The 2024 Shelter Heartworm Management Practices Survey was performed to update current knowledge on heartworm management practices in animal shelters, including prevention, diagnosis, and treatment. The survey mirrored the 2019 survey with updates to questions based on new products and practices. The electronic survey was then distributed to veterinarians working with animal shelters in North America. A total of 135 responses were received and distributed across private humane societies, municipal shelters, traditional shelters, breed/species-specific rescues, and foster-based organizations. Most organizations (77%) provided monthly heartworm preventives for dogs, using oral ivermectin products per label (50%), followed by oral milbemycin (33%). Shelters in the Midwest provided the highest percentage of heartworm preventives to both dogs and cats (37% and 40%), followed by the Southeast (31% and 34%). Heartworm testing was conducted in 76.2% of shelters for all dogs > 6 months of age, primarily using antigen testing (96.4%).
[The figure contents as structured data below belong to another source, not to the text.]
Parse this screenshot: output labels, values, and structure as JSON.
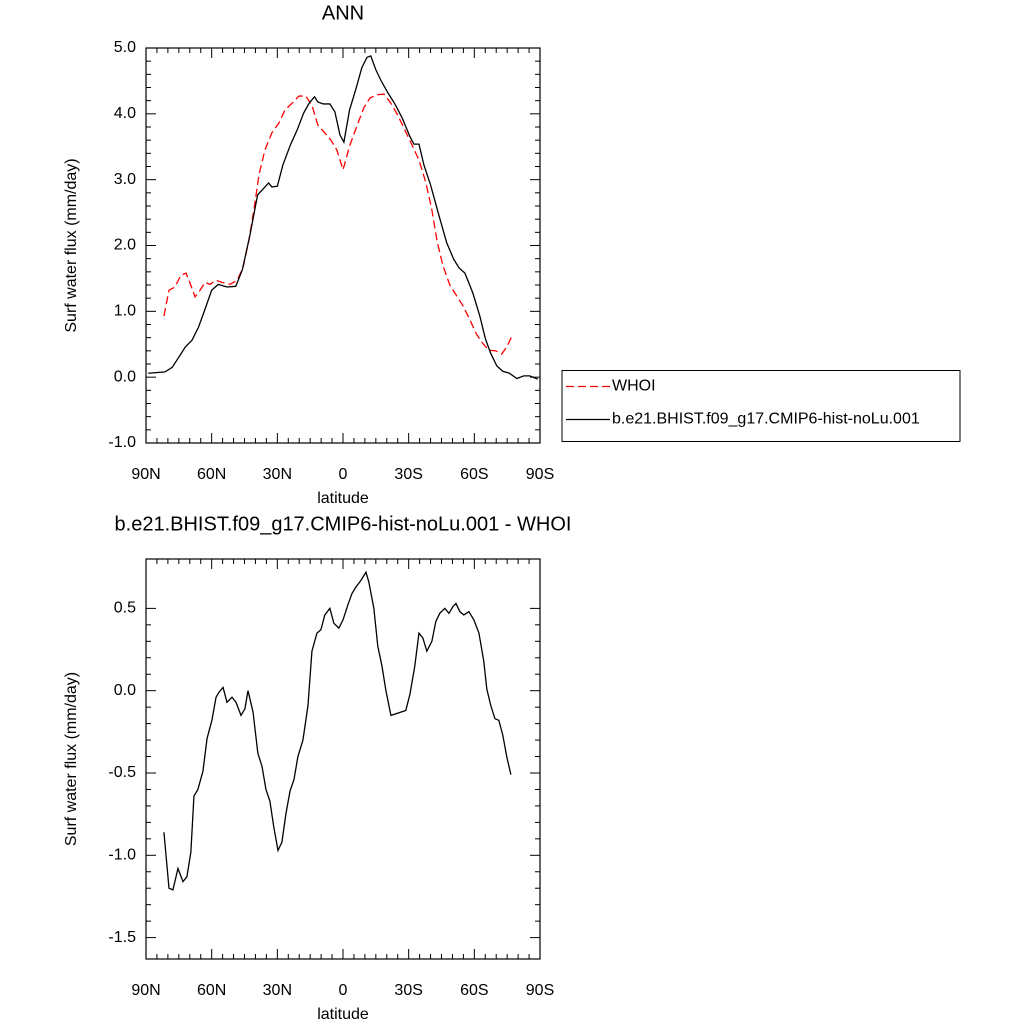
{
  "chart_data": [
    {
      "type": "line",
      "title": "ANN",
      "xlabel": "latitude",
      "ylabel": "Surf water flux (mm/day)",
      "xlim": [
        90,
        -90
      ],
      "ylim": [
        -1.0,
        5.0
      ],
      "xticks": [
        {
          "value": 90,
          "label": "90N"
        },
        {
          "value": 60,
          "label": "60N"
        },
        {
          "value": 30,
          "label": "30N"
        },
        0,
        {
          "value": -30,
          "label": "30S"
        },
        {
          "value": -60,
          "label": "60S"
        },
        {
          "value": -90,
          "label": "90S"
        }
      ],
      "yticks": [
        {
          "value": -1.0,
          "label": "-1.0"
        },
        {
          "value": 0.0,
          "label": "0.0"
        },
        {
          "value": 1.0,
          "label": "1.0"
        },
        {
          "value": 2.0,
          "label": "2.0"
        },
        {
          "value": 3.0,
          "label": "3.0"
        },
        {
          "value": 4.0,
          "label": "4.0"
        },
        {
          "value": 5.0,
          "label": "5.0"
        }
      ],
      "legend": "right",
      "series": [
        {
          "name": "WHOI",
          "color": "#ff0000",
          "line_style": "dashed",
          "x": [
            81.8,
            79.5,
            76.8,
            74,
            71.7,
            70,
            67.6,
            65.3,
            63,
            60.8,
            58,
            55.3,
            51.6,
            48.4,
            45.7,
            43,
            40.7,
            38.4,
            35.7,
            32.5,
            29.3,
            26.5,
            23.3,
            20.1,
            17,
            14.2,
            11.5,
            8.3,
            5.5,
            2.8,
            0,
            -3,
            -6.3,
            -9.5,
            -12.3,
            -15.5,
            -18.7,
            -21.9,
            -25,
            -28.3,
            -31.5,
            -34.7,
            -37.9,
            -40.6,
            -42.9,
            -45.6,
            -48.8,
            -52,
            -54.7,
            -58,
            -60.7,
            -63.4,
            -66.6,
            -69.8,
            -72.5,
            -74.8,
            -77
          ],
          "values": [
            0.93,
            1.32,
            1.37,
            1.55,
            1.58,
            1.44,
            1.22,
            1.32,
            1.44,
            1.41,
            1.47,
            1.44,
            1.41,
            1.47,
            1.66,
            2.08,
            2.54,
            3.07,
            3.45,
            3.71,
            3.86,
            4.06,
            4.16,
            4.27,
            4.27,
            4.13,
            3.83,
            3.71,
            3.6,
            3.45,
            3.15,
            3.51,
            3.81,
            4.09,
            4.24,
            4.29,
            4.3,
            4.16,
            3.98,
            3.75,
            3.53,
            3.3,
            2.95,
            2.54,
            2.08,
            1.7,
            1.4,
            1.23,
            1.09,
            0.87,
            0.67,
            0.53,
            0.41,
            0.4,
            0.35,
            0.46,
            0.61
          ]
        },
        {
          "name": "b.e21.BHIST.f09_g17.CMIP6-hist-noLu.001",
          "color": "#000000",
          "line_style": "solid",
          "x": [
            89,
            81.3,
            78,
            72,
            69,
            66,
            63.5,
            60,
            57,
            53,
            49,
            46,
            42.5,
            39,
            37,
            34,
            32.5,
            30,
            27.5,
            24,
            21,
            18,
            15.5,
            13,
            11.5,
            9,
            6,
            3.7,
            1.4,
            -0.4,
            -3,
            -6,
            -8.6,
            -11,
            -12.7,
            -15,
            -17.3,
            -20.5,
            -23.7,
            -27,
            -30.5,
            -32.4,
            -34.7,
            -37,
            -40,
            -43.8,
            -47.4,
            -50.6,
            -53,
            -55.7,
            -59.3,
            -62.5,
            -65,
            -67.5,
            -70.3,
            -73,
            -76,
            -79.4,
            -82.6,
            -85.3,
            -89
          ],
          "values": [
            0.06,
            0.08,
            0.15,
            0.46,
            0.56,
            0.76,
            0.99,
            1.32,
            1.41,
            1.37,
            1.38,
            1.63,
            2.16,
            2.77,
            2.84,
            2.95,
            2.89,
            2.9,
            3.22,
            3.53,
            3.75,
            4.01,
            4.16,
            4.26,
            4.18,
            4.15,
            4.15,
            4.03,
            3.68,
            3.57,
            4.06,
            4.39,
            4.7,
            4.86,
            4.88,
            4.67,
            4.51,
            4.32,
            4.15,
            3.94,
            3.66,
            3.54,
            3.54,
            3.22,
            2.92,
            2.46,
            2.04,
            1.79,
            1.66,
            1.58,
            1.28,
            0.93,
            0.59,
            0.36,
            0.17,
            0.09,
            0.06,
            -0.02,
            0.02,
            0.02,
            -0.03
          ]
        }
      ]
    },
    {
      "type": "line",
      "title": "b.e21.BHIST.f09_g17.CMIP6-hist-noLu.001 - WHOI",
      "xlabel": "latitude",
      "ylabel": "Surf water flux (mm/day)",
      "xlim": [
        90,
        -90
      ],
      "ylim": [
        -1.63,
        0.8
      ],
      "xticks": [
        {
          "value": 90,
          "label": "90N"
        },
        {
          "value": 60,
          "label": "60N"
        },
        {
          "value": 30,
          "label": "30N"
        },
        0,
        {
          "value": -30,
          "label": "30S"
        },
        {
          "value": -60,
          "label": "60S"
        },
        {
          "value": -90,
          "label": "90S"
        }
      ],
      "yticks": [
        -1.5,
        {
          "value": -1.0,
          "label": "-1.0"
        },
        -0.5,
        {
          "value": 0.0,
          "label": "0.0"
        },
        0.5
      ],
      "series": [
        {
          "color": "#000000",
          "line_style": "solid",
          "x": [
            81.8,
            79.5,
            77.7,
            75.4,
            73.1,
            71.3,
            69.5,
            68.1,
            66.3,
            64,
            62.1,
            59.9,
            58,
            56.7,
            54.8,
            53,
            50.7,
            48.9,
            46.6,
            44.8,
            43.4,
            41.1,
            38.9,
            37,
            35.2,
            33.4,
            31.6,
            29.7,
            27.9,
            26.1,
            24.2,
            22.4,
            20.6,
            18.3,
            16,
            14.2,
            11.9,
            10.1,
            8.3,
            6,
            4.2,
            1.9,
            0,
            -2.2,
            -4.1,
            -5.9,
            -8.2,
            -10.5,
            -11.8,
            -14.1,
            -15.9,
            -17.8,
            -19.6,
            -21.9,
            -24.2,
            -26.4,
            -28.7,
            -30.6,
            -32.8,
            -34.7,
            -36.5,
            -38.3,
            -40.6,
            -42.4,
            -44.2,
            -46.5,
            -48.4,
            -50.2,
            -51.6,
            -53.4,
            -55.2,
            -57.5,
            -59.8,
            -62.1,
            -64.3,
            -65.7,
            -67.5,
            -69.4,
            -71.2,
            -73,
            -74.8,
            -76.7
          ],
          "values": [
            -0.86,
            -1.2,
            -1.21,
            -1.08,
            -1.16,
            -1.13,
            -0.98,
            -0.64,
            -0.6,
            -0.49,
            -0.29,
            -0.18,
            -0.04,
            -0.01,
            0.02,
            -0.07,
            -0.04,
            -0.07,
            -0.15,
            -0.11,
            0.0,
            -0.13,
            -0.38,
            -0.46,
            -0.6,
            -0.67,
            -0.83,
            -0.97,
            -0.92,
            -0.75,
            -0.61,
            -0.54,
            -0.4,
            -0.3,
            -0.09,
            0.24,
            0.35,
            0.37,
            0.46,
            0.5,
            0.41,
            0.38,
            0.43,
            0.52,
            0.59,
            0.63,
            0.67,
            0.72,
            0.66,
            0.5,
            0.27,
            0.15,
            0.0,
            -0.15,
            -0.14,
            -0.13,
            -0.12,
            -0.02,
            0.15,
            0.35,
            0.32,
            0.24,
            0.3,
            0.42,
            0.47,
            0.5,
            0.47,
            0.51,
            0.53,
            0.48,
            0.46,
            0.48,
            0.43,
            0.35,
            0.18,
            0.01,
            -0.09,
            -0.17,
            -0.18,
            -0.27,
            -0.4,
            -0.51
          ]
        }
      ]
    }
  ]
}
Heartworm treatment was provided to all infected dogs in 66.1% of shelters. Those that only treated some dogs (22.9%) made treatment decisions based on adoptability (48.1%) and resources (25.9%). Primary adulticidal treatment was a three-dose melarsomine protocol (70.5%), followed by a two-dose melarsomine protocol (22.9%). A majority included doxycycline or minocycline and other common adjunctive treatments included steroids (75.3%) and macrocyclic lactones (60.2%). Heartworm-positive dogs were typically housed in the shelter (67%) or foster homes (49.5%) and made available for adoption. Exercise restrictions were applied in 80.6% of shelters, starting at diagnosis (55.8%) and continuing for several weeks after the last melarsomine injection (89.6%). During the restriction period, 58.2% of the shelters used psychopharmaceutical medications. Heartworm prevention was provided by 49.1% of shelters who admitted cats and 25.9% of those who admitted ferrets. Compared to 2019, shelter respondents reported increased use of preventives, microfilaria testing, doxycycline and three-dose melarsomine treatment for dogs, and a decrease in use of protocols for prevention of feline heartworm disease. Survey results highlight the challenges shelters have faced and the improvements made over the past 5 years, offering insights for targeted operational and educational improvements.